Asylheim_Beitrag_Blogabsolviert zurzeit ein Praktikum im Kinder- und Jugendbereich einer Erstaufnahme-einrichtung für Flüchtlinge und Asylbewerber. Er nutzt hier die Möglichkeit, viele neue, auch persönlich bewegende Erfahrungen zu machen und hat sich – zu unserem Glück – bereit erklärt, einige seiner Erfahrungen mit uns in Form eines E-Mail-Interviews zu teilen.

Was Benjamin Krügel in seinem Praktikum tut, wie er die Situation vieler Flüchtlinge aus seiner Perspektive als Begleiter und Betreuer einschätzt und was er den Pegidas, Legidas und den anderen Gidas gerne sagen würde, das können Sie hier lesen:

Mögen Sie kurz beschreiben, mit welchen Erwartungen Sie in das Praktikum gegangen sind und einen Grund für die Auswahl dieses Praxisplatzes nennen?

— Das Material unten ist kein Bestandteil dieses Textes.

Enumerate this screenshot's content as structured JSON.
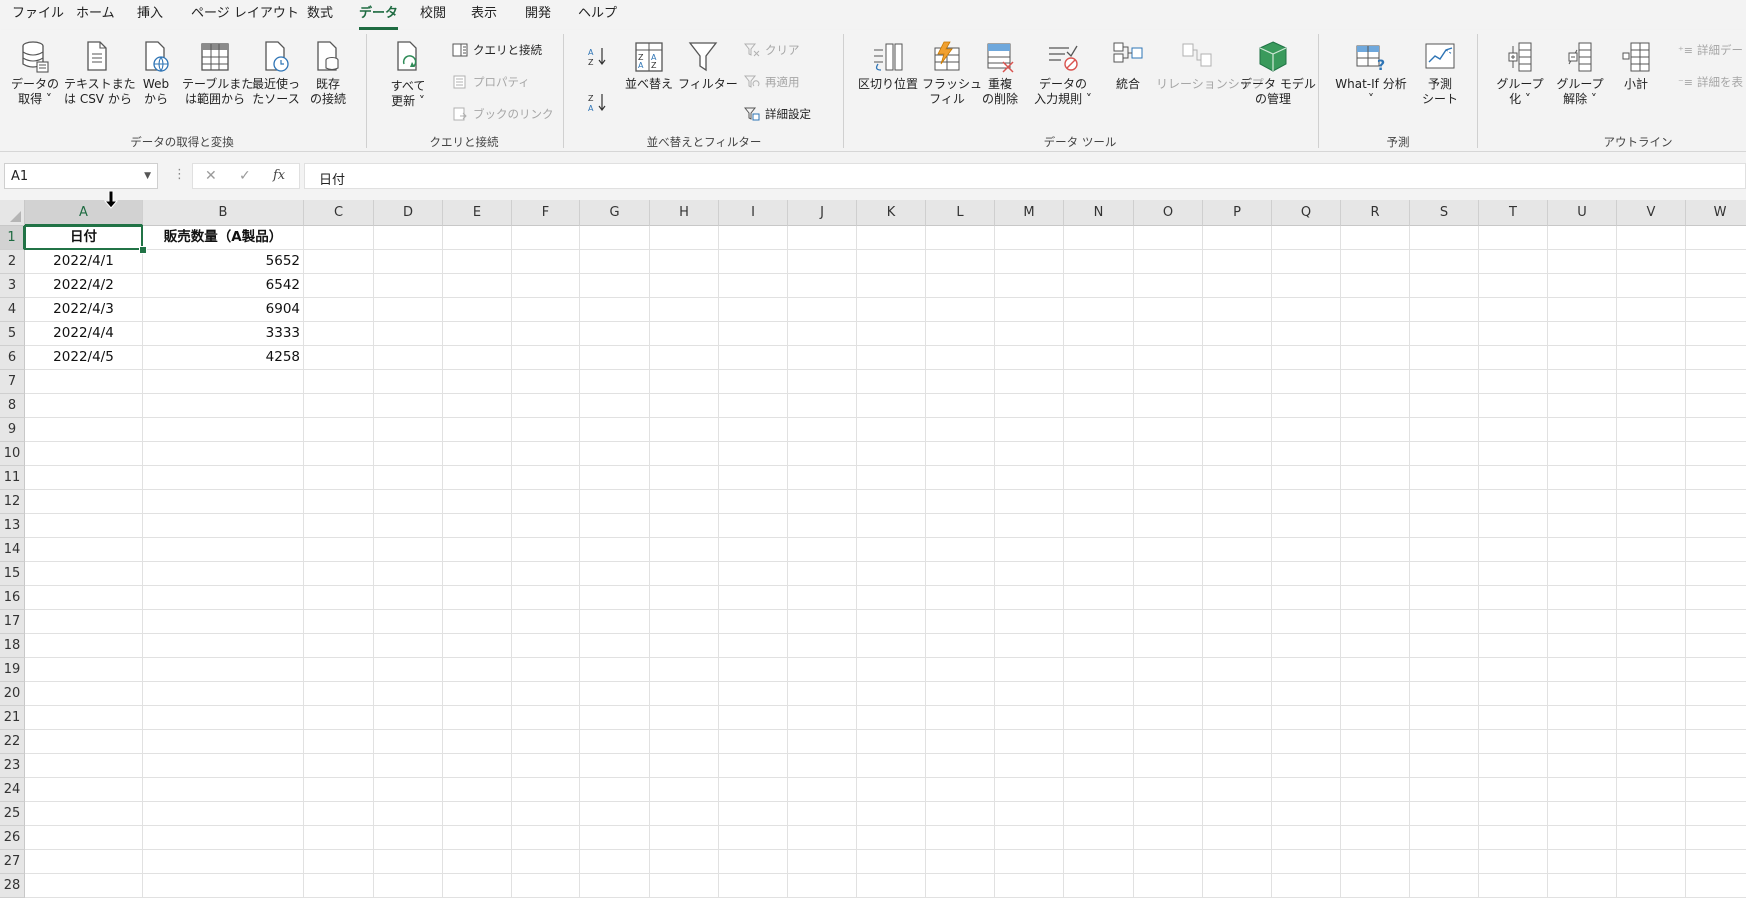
{
  "menu": {
    "tabs": [
      {
        "label": "ファイル",
        "active": false
      },
      {
        "label": "ホーム",
        "active": false
      },
      {
        "label": "挿入",
        "active": false
      },
      {
        "label": "ページ レイアウト",
        "active": false
      },
      {
        "label": "数式",
        "active": false
      },
      {
        "label": "データ",
        "active": true
      },
      {
        "label": "校閲",
        "active": false
      },
      {
        "label": "表示",
        "active": false
      },
      {
        "label": "開発",
        "active": false
      },
      {
        "label": "ヘルプ",
        "active": false
      }
    ]
  },
  "ribbon": {
    "get_data": {
      "group_label": "データの取得と変換",
      "get_data": {
        "line1": "データの",
        "line2": "取得 ˅"
      },
      "text_csv": {
        "line1": "テキストまた",
        "line2": "は CSV から"
      },
      "web": {
        "line1": "Web",
        "line2": "から"
      },
      "table_range": {
        "line1": "テーブルまた",
        "line2": "は範囲から"
      },
      "recent_sources": {
        "line1": "最近使っ",
        "line2": "たソース"
      },
      "existing_conn": {
        "line1": "既存",
        "line2": "の接続"
      }
    },
    "queries": {
      "group_label": "クエリと接続",
      "refresh_all": {
        "line1": "すべて",
        "line2": "更新 ˅"
      },
      "queries_connections": "クエリと接続",
      "properties": "プロパティ",
      "edit_links": "ブックのリンク"
    },
    "sort_filter": {
      "group_label": "並べ替えとフィルター",
      "sort_az": "A→Z",
      "sort_za": "Z→A",
      "sort": "並べ替え",
      "filter": "フィルター",
      "clear": "クリア",
      "reapply": "再適用",
      "advanced": "詳細設定"
    },
    "data_tools": {
      "group_label": "データ ツール",
      "text_to_columns": "区切り位置",
      "flash_fill": {
        "line1": "フラッシュ",
        "line2": "フィル"
      },
      "remove_duplicates": {
        "line1": "重複",
        "line2": "の削除"
      },
      "data_validation": {
        "line1": "データの",
        "line2": "入力規則 ˅"
      },
      "consolidate": "統合",
      "relationships": "リレーションシップ",
      "data_model": {
        "line1": "データ モデル",
        "line2": "の管理"
      }
    },
    "forecast": {
      "group_label": "予測",
      "what_if": {
        "line1": "What-If 分析",
        "line2": "˅"
      },
      "forecast_sheet": {
        "line1": "予測",
        "line2": "シート"
      }
    },
    "outline": {
      "group_label": "アウトライン",
      "group": {
        "line1": "グループ",
        "line2": "化 ˅"
      },
      "ungroup": {
        "line1": "グループ",
        "line2": "解除 ˅"
      },
      "subtotal": "小計",
      "show_detail": "詳細デー",
      "hide_detail": "詳細を表"
    }
  },
  "formula_bar": {
    "name_box": "A1",
    "dots": "⋮",
    "cancel": "✕",
    "enter": "✓",
    "fx": "fx",
    "formula": "日付"
  },
  "colors": {
    "accent": "#217346",
    "tab_active": "#1e6b41"
  },
  "grid": {
    "columns": [
      "A",
      "B",
      "C",
      "D",
      "E",
      "F",
      "G",
      "H",
      "I",
      "J",
      "K",
      "L",
      "M",
      "N",
      "O",
      "P",
      "Q",
      "R",
      "S",
      "T",
      "U",
      "V",
      "W"
    ],
    "rows": [
      "1",
      "2",
      "3",
      "4",
      "5",
      "6",
      "7",
      "8",
      "9",
      "10",
      "11",
      "12",
      "13",
      "14",
      "15",
      "16",
      "17",
      "18",
      "19",
      "20",
      "21",
      "22",
      "23",
      "24",
      "25",
      "26",
      "27",
      "28"
    ],
    "selected_cell": "A1",
    "data": [
      [
        "日付",
        "販売数量（A製品）"
      ],
      [
        "2022/4/1",
        "5652"
      ],
      [
        "2022/4/2",
        "6542"
      ],
      [
        "2022/4/3",
        "6904"
      ],
      [
        "2022/4/4",
        "3333"
      ],
      [
        "2022/4/5",
        "4258"
      ]
    ]
  }
}
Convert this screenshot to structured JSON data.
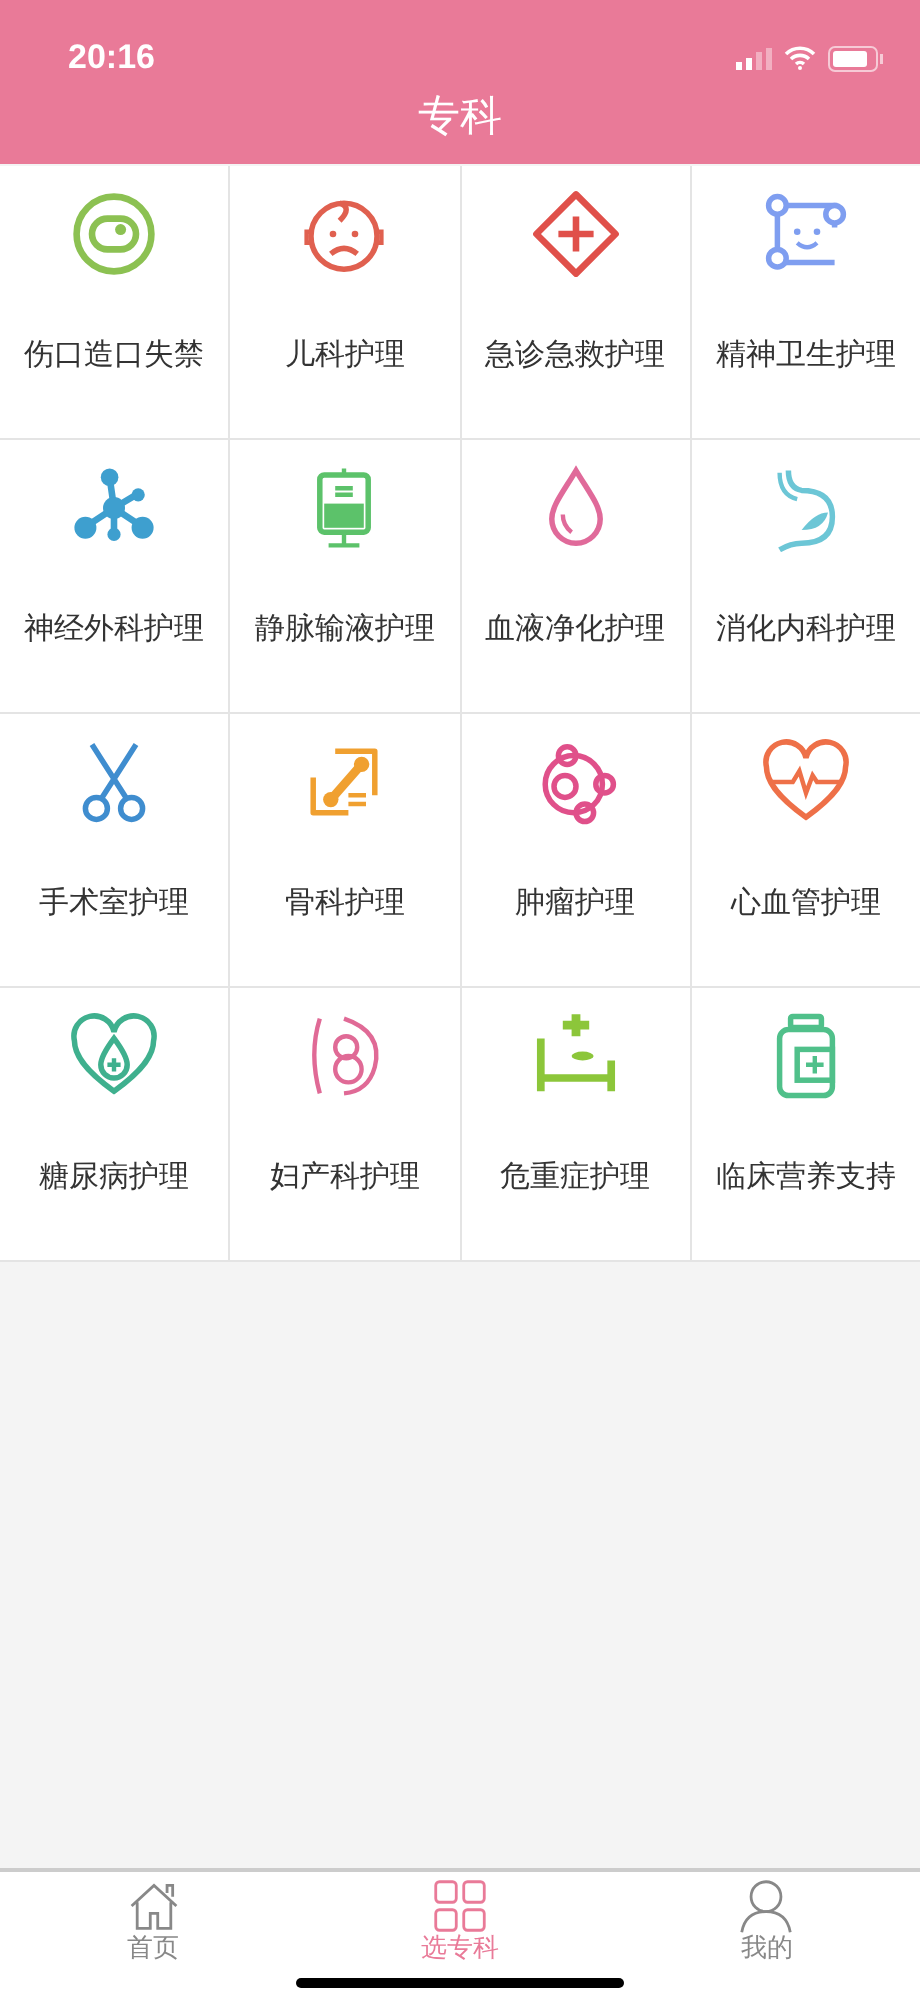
{
  "status_bar": {
    "time": "20:16"
  },
  "header": {
    "title": "专科"
  },
  "specialties": [
    {
      "label": "伤口造口失禁",
      "color": "#8cc152"
    },
    {
      "label": "儿科护理",
      "color": "#e0604f"
    },
    {
      "label": "急诊急救护理",
      "color": "#e0504a"
    },
    {
      "label": "精神卫生护理",
      "color": "#7f9ef0"
    },
    {
      "label": "神经外科护理",
      "color": "#3e9fcf"
    },
    {
      "label": "静脉输液护理",
      "color": "#5cc26a"
    },
    {
      "label": "血液净化护理",
      "color": "#e06a9a"
    },
    {
      "label": "消化内科护理",
      "color": "#6cc6d6"
    },
    {
      "label": "手术室护理",
      "color": "#3f8dcf"
    },
    {
      "label": "骨科护理",
      "color": "#f0a030"
    },
    {
      "label": "肿瘤护理",
      "color": "#e0508a"
    },
    {
      "label": "心血管护理",
      "color": "#ee7048"
    },
    {
      "label": "糖尿病护理",
      "color": "#3fb08e"
    },
    {
      "label": "妇产科护理",
      "color": "#e06a96"
    },
    {
      "label": "危重症护理",
      "color": "#8cc63a"
    },
    {
      "label": "临床营养支持",
      "color": "#50c08a"
    }
  ],
  "tab_bar": [
    {
      "label": "首页",
      "selected": false
    },
    {
      "label": "选专科",
      "selected": true
    },
    {
      "label": "我的",
      "selected": false
    }
  ]
}
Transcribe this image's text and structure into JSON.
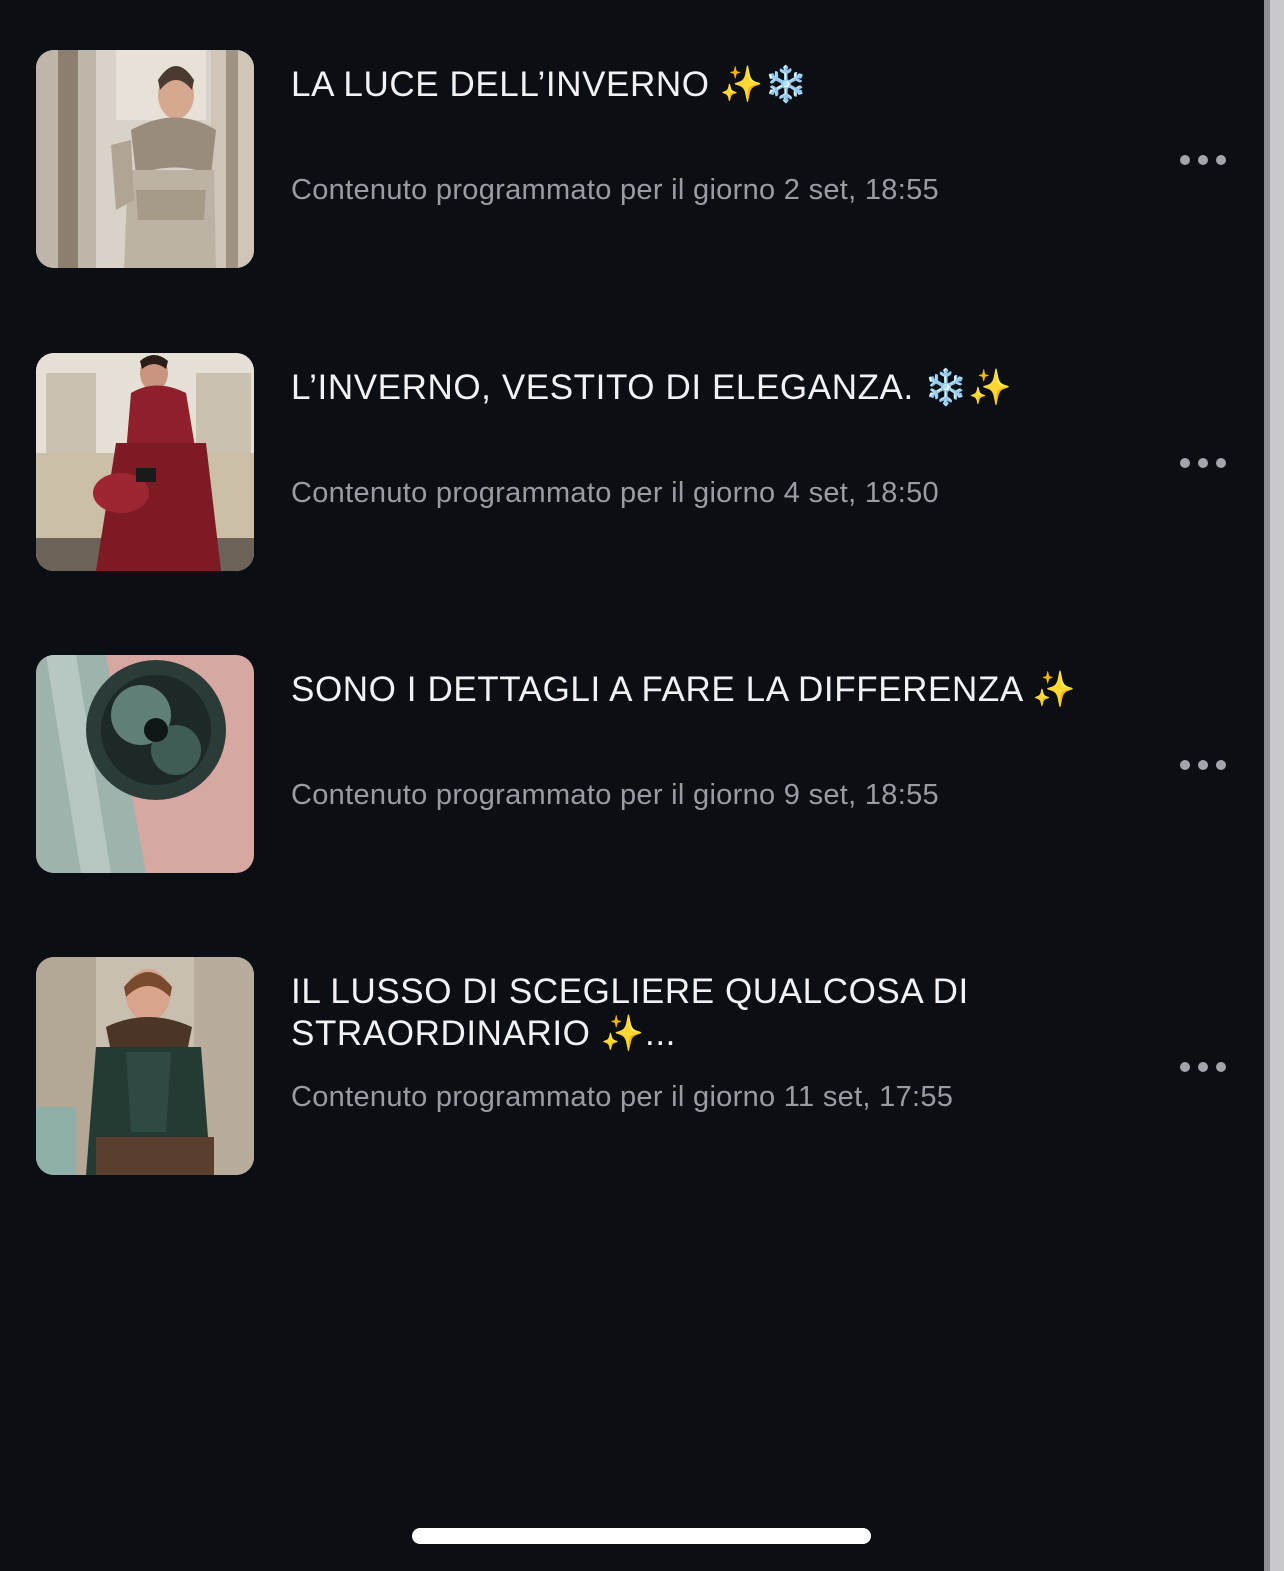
{
  "posts": [
    {
      "title": "LA LUCE DELL’INVERNO ✨❄️",
      "subtitle": "Contenuto programmato per il giorno 2 set, 18:55",
      "thumbnail": "woman-in-snakeskin-jacket-with-fur-collar"
    },
    {
      "title": "L’INVERNO, VESTITO DI ELEGANZA. ❄️✨",
      "subtitle": "Contenuto programmato per il giorno 4 set, 18:50",
      "thumbnail": "woman-in-burgundy-coat-with-fur-collar"
    },
    {
      "title": "SONO I DETTAGLI A FARE LA DIFFERENZA ✨",
      "subtitle": "Contenuto programmato per il giorno 9 set, 18:55",
      "thumbnail": "green-fur-pompom-on-python-leather"
    },
    {
      "title": "IL LUSSO DI SCEGLIERE QUALCOSA DI STRAORDINARIO ✨...",
      "subtitle": "Contenuto programmato per il giorno 11 set, 17:55",
      "thumbnail": "woman-in-green-python-jacket-with-fur"
    }
  ],
  "colors": {
    "background": "#0b0f14",
    "title": "#f2f2f4",
    "subtitle": "#9a9ca3",
    "more_dots": "#a3a5ac"
  },
  "icons": {
    "more": "more-horizontal-icon"
  }
}
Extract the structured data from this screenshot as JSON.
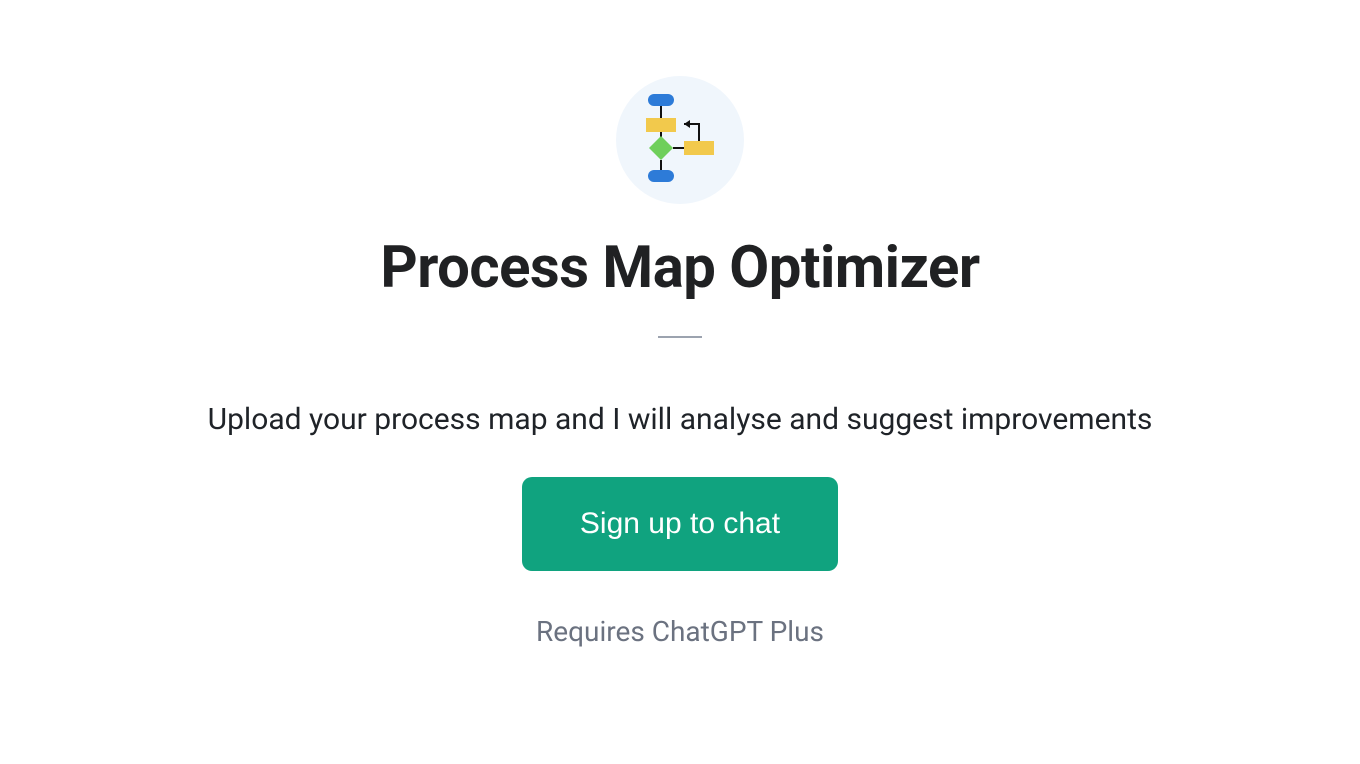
{
  "app": {
    "title": "Process Map Optimizer",
    "description": "Upload your process map and I will analyse and suggest improvements",
    "signup_button_label": "Sign up to chat",
    "requires_text": "Requires ChatGPT Plus"
  }
}
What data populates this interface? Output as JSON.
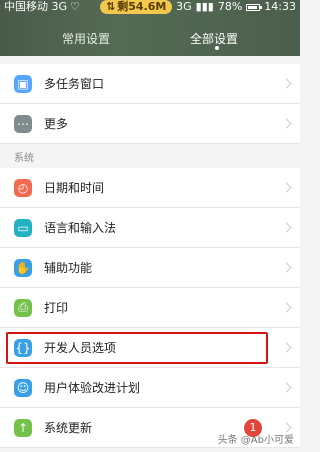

Bis vor kurzem habe ich mich so gut wie gar nicht mit den Themen ›Asyl und Flüchtlinge‹ beschäftigt. Es hat mich nicht interessiert, weil ich dachte, dass es mich eh nichts angeht. Erst eine Folge ›Die Anstalt‹, die sich eine ganze Sendung lang mit dem Thema beschäftigt, hat mich aus meinem politischem Winterschlaf geweckt. Für mich war diese Folge wie ein Schlag ins Gesicht. Ich hab mich tierisch aufgeregt und auch geschämt für die politische und menschliche Inkompetenz unseres Landes. Auch weil ich bis dato selbst faul und uninteressiert war.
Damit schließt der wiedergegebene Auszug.